Porter County's three commissioners have proposed putting the question of expanding South Shore rail service to the voters, in the form of a referendum. They should be nervous about the precedent.

There's a reason the state makes it so difficult to put initiatives like this on the ballot.

The commissioners' sentiment is that because the project seems likely to involve a local cost, the voters should be allowed to have a voice.

But they already have a voice -- the officials they elect to represent them. In a representative democracy, the voters elect the people who act on the voters' behalf rather than have the voters make all those decisions themselves.

Besides, any project of this magnitude will have plenty of public hearings and other ways for the public to speak their mind.

In states like California, ballot initiatives are encouraged so voters can circumvent decisions their elected officials are making on their behalf. The idea might sound promising, but the result has been less than stellar. State government officials have been hamstrung by these referendums.

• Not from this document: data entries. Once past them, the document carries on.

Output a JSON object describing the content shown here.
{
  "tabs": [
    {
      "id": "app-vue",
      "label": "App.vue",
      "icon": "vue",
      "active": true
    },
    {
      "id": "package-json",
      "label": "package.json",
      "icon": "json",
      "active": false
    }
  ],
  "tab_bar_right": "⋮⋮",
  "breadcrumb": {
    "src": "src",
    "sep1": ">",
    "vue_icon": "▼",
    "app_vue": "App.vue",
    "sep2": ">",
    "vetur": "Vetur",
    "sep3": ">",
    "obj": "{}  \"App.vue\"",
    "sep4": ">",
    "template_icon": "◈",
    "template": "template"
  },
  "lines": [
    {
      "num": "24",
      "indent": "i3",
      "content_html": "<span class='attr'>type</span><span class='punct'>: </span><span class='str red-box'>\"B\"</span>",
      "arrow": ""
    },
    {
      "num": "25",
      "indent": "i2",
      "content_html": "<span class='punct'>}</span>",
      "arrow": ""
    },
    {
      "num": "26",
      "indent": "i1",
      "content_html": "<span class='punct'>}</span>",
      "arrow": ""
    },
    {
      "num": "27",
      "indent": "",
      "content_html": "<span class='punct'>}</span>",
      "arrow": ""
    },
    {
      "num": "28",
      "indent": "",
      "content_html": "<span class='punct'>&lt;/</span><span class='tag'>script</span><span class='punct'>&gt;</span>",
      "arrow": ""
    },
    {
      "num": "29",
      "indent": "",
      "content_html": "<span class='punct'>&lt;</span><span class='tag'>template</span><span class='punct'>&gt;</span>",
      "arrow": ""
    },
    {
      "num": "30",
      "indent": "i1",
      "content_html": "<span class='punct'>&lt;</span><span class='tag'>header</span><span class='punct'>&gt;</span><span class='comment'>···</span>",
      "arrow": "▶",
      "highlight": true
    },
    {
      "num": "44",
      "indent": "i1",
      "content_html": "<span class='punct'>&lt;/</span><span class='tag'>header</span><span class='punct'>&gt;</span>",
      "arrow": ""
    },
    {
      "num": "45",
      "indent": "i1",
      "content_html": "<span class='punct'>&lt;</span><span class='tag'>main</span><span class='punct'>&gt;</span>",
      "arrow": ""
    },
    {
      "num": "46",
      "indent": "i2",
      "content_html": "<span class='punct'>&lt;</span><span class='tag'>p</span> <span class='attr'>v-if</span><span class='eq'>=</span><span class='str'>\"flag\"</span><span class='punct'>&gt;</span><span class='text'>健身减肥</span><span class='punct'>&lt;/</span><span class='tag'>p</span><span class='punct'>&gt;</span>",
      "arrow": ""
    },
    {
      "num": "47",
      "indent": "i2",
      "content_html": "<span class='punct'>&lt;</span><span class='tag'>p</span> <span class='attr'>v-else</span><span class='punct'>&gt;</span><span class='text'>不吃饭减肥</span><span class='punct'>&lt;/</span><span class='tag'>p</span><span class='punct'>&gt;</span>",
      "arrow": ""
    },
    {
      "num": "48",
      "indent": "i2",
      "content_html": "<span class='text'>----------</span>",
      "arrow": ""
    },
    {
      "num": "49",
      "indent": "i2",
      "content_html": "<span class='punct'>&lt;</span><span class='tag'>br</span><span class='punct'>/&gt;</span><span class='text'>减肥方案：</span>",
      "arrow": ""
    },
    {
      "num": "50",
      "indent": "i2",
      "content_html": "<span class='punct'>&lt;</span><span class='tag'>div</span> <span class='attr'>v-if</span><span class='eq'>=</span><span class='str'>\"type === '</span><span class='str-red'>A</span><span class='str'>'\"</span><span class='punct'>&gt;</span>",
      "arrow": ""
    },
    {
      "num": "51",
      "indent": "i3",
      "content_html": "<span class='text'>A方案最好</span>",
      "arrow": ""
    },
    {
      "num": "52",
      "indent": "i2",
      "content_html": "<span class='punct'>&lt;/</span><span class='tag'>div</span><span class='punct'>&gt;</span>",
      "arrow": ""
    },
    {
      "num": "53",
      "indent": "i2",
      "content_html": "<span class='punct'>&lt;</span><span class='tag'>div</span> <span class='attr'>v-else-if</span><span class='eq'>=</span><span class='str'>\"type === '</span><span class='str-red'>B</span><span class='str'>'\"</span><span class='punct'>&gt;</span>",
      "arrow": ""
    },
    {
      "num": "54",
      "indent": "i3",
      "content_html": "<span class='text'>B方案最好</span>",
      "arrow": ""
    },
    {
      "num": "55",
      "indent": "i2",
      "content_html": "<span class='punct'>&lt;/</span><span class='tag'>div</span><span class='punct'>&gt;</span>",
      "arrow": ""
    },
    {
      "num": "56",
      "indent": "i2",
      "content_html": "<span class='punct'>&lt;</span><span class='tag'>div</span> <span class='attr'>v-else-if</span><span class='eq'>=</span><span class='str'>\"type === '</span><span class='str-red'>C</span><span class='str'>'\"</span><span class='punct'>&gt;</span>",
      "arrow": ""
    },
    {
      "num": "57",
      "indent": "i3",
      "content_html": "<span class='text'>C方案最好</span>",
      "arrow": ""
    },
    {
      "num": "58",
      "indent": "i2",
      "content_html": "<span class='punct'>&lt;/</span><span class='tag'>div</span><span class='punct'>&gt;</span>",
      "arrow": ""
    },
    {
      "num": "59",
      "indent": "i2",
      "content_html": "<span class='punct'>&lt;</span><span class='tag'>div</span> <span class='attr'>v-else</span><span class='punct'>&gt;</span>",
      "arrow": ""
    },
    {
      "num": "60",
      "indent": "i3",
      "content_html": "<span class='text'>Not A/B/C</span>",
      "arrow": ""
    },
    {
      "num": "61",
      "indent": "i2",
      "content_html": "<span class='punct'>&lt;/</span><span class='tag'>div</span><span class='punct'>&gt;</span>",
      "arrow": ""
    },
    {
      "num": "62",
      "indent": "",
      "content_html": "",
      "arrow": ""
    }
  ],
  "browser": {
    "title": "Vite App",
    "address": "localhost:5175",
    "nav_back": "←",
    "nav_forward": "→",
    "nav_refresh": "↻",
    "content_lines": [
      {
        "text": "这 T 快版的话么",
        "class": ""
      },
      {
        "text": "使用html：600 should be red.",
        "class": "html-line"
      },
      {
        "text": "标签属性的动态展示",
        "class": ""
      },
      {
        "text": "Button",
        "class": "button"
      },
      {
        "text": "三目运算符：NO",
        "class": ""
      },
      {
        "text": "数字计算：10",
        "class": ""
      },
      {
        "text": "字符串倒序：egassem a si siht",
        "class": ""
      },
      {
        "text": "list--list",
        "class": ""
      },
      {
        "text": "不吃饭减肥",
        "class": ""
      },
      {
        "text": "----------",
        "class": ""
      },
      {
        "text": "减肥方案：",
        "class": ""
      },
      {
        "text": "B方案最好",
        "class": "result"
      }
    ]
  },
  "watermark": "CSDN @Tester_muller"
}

In Indiana, the property tax reforms have included a new law, which took effect July 1, that now sends major government construction projects -- including schools -- to a referendum instead of the former method of competing petitions.

That, too, is inadvisable.

If the door is opened to ballot initiatives -- not just school construction but also whether to expand the South Shore -- at what point will government budgets be put to a vote? And what happens if the referendum fails?

To amend the Indiana Constitution, it takes the approval of two sessions of the Indiana General Assembly -- with an election between those two sessions -- to approve a referendum for the voters to approve the amendment.

It is good to make it difficult for the public to make decisions so quickly. Leave that to the elected officials who represent them.